HAben heute Kabeldeutschland bekommen mit ner 32 1000er Leitung.

Auf meinem Iphone ist guter Empfang, LAN geht auch.

Aber das W-LAN wird nicht von meinem alten MEdion Laptop gefunden. Den Router von der Telekom findet er ohne Probleme.

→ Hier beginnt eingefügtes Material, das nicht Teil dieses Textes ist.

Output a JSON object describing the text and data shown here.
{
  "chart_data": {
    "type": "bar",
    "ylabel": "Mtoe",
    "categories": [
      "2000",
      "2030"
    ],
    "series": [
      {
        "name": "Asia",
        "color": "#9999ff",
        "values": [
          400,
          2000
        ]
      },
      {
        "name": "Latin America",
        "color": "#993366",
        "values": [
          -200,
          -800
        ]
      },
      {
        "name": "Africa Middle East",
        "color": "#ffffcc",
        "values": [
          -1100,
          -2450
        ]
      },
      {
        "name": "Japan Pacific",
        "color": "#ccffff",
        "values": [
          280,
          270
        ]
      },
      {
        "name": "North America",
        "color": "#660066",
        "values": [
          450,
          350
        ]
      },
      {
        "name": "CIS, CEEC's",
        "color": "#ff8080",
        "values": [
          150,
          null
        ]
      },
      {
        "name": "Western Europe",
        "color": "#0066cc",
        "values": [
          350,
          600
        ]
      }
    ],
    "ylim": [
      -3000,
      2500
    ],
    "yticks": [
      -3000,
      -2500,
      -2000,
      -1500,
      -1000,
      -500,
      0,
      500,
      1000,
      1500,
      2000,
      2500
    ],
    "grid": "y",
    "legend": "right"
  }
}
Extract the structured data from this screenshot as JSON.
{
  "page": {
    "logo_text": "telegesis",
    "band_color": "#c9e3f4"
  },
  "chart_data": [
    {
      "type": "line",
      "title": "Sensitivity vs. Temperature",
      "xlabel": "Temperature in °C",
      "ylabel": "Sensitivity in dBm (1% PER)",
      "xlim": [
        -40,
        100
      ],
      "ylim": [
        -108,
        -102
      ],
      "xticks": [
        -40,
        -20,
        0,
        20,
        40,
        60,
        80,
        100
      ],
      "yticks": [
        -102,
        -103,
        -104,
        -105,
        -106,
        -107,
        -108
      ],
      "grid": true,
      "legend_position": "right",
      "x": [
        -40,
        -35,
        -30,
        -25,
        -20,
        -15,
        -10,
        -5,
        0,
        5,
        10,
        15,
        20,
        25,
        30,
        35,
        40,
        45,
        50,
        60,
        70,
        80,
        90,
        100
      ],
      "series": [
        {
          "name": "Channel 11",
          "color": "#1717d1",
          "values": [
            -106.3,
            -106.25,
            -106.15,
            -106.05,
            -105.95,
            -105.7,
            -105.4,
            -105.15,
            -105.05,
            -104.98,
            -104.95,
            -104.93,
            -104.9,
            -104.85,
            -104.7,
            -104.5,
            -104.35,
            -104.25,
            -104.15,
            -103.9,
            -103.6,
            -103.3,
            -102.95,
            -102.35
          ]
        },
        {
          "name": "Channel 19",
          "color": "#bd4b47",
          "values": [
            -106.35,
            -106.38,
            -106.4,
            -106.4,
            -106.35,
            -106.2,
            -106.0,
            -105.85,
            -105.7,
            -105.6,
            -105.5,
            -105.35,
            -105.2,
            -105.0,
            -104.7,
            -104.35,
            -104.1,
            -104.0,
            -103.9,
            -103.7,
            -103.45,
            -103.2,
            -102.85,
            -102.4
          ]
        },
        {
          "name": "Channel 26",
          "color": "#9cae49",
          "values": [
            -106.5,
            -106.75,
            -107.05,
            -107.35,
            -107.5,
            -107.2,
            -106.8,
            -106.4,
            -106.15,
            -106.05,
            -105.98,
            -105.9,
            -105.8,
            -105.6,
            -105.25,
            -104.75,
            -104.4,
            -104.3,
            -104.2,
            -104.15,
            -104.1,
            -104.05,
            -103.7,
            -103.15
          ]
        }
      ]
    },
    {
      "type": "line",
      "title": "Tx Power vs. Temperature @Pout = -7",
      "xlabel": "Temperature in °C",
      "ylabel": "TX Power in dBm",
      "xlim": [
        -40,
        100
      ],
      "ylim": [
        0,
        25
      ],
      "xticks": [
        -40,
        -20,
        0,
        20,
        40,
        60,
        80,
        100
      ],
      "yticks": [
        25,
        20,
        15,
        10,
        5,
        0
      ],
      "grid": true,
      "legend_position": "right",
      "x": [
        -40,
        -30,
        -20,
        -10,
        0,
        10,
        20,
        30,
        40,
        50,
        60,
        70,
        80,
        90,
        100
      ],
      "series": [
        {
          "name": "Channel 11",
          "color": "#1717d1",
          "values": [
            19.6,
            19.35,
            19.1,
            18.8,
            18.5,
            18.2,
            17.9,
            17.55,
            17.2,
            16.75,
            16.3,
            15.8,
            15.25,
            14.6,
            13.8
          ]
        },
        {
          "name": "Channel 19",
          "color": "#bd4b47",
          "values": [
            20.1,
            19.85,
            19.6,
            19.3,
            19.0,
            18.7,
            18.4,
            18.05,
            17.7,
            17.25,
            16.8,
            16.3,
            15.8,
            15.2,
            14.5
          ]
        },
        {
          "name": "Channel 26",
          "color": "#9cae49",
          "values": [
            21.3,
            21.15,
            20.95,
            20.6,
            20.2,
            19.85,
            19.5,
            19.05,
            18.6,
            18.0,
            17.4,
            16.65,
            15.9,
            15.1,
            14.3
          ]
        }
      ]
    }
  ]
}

Die Fritzbox leider nicht! :-/

Hat jemand eine Idee?


----------



## Matt297 (25. August 2010)

Hi, ein bisschen mehr Informationen wären nicht schlecht.
Wichtig sind vor allem Alter des Notebooks um sich ein Bild von der Aktualität des Geräts zu machen, verwendeter Netzwerkadapter und eine genaue Bezeichnung der Router.
Was ich so ad hoc vermute ist, das auf der Fritzbox standardmäßig als WLAN-Key WPA2 eingestellt ist und dein Notebook nur höchstens WPA kann, was bei dem Router der Telekom wahrscheinlich eingestellt war.
Ich bin mir zu 80 % sicher, das es was mit den Verwendeten Verschlüsselungsprotokollen oder WLAN-Standards(IEEE802.11b/g/n) zu tun hat, ist häufig der Fall, wenn eins der Geräte weit älter ist als ein anderes.

Gruß
Matt


----------



## EnricoX (28. August 2010)

Vielleicht liegt es aber auch an einer versteckten SSID dann müsste man das Wlannetzwerk
auf dem alten Medion Notebook manuell einrichten. Wahrscheinlicher ist aber wie Matt297
geschrieben hat das WPA2 von Deinem alten Medion Notebook nicht verarbeitet werden kann.


----------



## sight011 (30. August 2010)

Meinst Du? Ich hab aber das Service-Pack 3


----------



## michaelwengert (30. August 2010)

ob dein Notebook WPA2 kann hängt von der WLAN Karte/Stick ab


----------



## sight011 (1. September 2010)

Ich hab hier einen: PRISM 802.11g Wireless Adapter (3890)

lässt sich damit was anfangen?


EDIT: Das Problem scheint bekannt zu sein:


http://www.computerbase.de/forum/showthread.php?t=188106

Hier ist des Rätsels Lösung, für den der das selbige hat.


----------